By Prince Golez
Malacañang said it is not surprising that the Philippines ranked high on Global Climate Risk Index (CRI) 2020, adding that the country is found to be naturally vulnerable to climate-related hazards.
“The Philippines has long been identified as one of the countries most vulnerable to climate hazards, such as typhoons, floodings, landslides, and droughts. We are therefore not surprised that we are number 4 in terms of long-term CRI from a study done from 1999 to 2018,” said Presidential Spokesperson Harry Roque.
The Germanwatch Global Climate Risk Index analyses impacts of extreme weather events such as storms, floods, heat waves and the like.
In a statement Wednesday evening, Roque said the Duterte administration is taking all necessary measures to mitigate and address the effects of climate change.
“For us to accomplish this task, we need the cooperation of all citizens. Through our collective action, we can build adaptive and resilient communities across the archipelago. This would be our gift to the future generations of Filipinos,” Roque also said.

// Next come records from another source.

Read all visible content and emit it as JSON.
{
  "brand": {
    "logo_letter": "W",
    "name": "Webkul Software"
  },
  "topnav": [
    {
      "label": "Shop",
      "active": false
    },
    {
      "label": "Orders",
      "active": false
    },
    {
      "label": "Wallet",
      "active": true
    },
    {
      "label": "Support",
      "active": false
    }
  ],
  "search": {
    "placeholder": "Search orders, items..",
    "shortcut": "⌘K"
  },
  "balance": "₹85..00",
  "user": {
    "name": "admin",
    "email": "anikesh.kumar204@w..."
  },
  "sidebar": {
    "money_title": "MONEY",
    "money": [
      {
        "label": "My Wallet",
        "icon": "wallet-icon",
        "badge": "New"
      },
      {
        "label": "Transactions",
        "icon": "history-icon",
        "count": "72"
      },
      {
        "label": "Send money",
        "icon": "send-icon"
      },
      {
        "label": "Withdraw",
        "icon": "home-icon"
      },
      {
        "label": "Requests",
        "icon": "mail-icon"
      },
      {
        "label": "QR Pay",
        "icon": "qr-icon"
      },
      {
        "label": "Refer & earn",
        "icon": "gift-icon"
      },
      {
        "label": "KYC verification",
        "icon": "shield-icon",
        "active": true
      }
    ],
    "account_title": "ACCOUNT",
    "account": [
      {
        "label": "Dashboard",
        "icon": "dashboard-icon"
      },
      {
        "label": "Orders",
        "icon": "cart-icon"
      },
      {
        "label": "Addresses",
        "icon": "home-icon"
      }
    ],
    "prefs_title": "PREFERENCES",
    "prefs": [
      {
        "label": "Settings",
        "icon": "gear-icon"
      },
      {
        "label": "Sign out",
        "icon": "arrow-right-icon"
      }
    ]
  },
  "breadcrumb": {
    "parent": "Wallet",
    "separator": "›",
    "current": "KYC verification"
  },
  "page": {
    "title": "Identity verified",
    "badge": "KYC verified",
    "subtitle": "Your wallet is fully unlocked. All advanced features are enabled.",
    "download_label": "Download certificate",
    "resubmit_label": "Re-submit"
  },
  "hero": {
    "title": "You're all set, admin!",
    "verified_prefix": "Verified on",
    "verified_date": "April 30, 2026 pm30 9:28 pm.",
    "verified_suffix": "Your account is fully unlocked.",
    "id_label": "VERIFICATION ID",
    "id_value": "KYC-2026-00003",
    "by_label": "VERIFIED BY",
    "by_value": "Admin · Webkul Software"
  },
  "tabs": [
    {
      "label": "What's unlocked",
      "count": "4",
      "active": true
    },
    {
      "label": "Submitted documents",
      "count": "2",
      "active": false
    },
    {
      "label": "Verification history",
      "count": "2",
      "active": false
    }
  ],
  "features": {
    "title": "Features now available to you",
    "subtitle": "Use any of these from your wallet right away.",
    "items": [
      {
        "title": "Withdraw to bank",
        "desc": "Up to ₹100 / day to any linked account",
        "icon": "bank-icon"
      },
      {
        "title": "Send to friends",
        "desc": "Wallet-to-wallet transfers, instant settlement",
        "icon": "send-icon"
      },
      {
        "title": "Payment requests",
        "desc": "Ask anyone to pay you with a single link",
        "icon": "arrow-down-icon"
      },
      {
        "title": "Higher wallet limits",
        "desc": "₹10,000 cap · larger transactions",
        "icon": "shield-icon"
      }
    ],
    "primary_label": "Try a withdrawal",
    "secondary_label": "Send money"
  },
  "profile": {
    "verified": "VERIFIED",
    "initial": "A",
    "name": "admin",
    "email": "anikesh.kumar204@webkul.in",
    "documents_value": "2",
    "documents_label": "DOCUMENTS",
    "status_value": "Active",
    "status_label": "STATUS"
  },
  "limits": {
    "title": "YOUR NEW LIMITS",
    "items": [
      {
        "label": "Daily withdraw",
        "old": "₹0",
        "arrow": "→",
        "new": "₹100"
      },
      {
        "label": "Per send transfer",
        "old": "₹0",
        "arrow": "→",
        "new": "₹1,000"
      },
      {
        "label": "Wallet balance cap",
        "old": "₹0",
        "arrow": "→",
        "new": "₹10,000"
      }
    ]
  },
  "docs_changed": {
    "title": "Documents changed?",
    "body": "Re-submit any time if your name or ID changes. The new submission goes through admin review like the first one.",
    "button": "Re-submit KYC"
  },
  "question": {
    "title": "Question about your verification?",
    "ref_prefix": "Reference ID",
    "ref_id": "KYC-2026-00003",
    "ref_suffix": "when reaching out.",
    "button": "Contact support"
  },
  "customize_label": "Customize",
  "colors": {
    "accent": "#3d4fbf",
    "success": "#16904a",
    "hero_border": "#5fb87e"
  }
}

According to the Palace official, the government formulated a Cabinet Cluster on Climate Change Adaptation, Mitigation and Disaster Risk Reduction Roadmap for 2018 to 2022 to mainstream climate change and disaster risk reduction to climate vulnerable provinces such as Metro Manila, Cebu, Iloilo and Davao.
He also noted that the President signed the Paris Agreement on Climate Change in 2017 and addressed the issue of climate change during the General Debate of the 75th Session of the United Nations General Assembly last year, where he urged all parties to “make good and honor their commitment to fight climate change, and strengthen communities and peoples for preparedness and resilience.”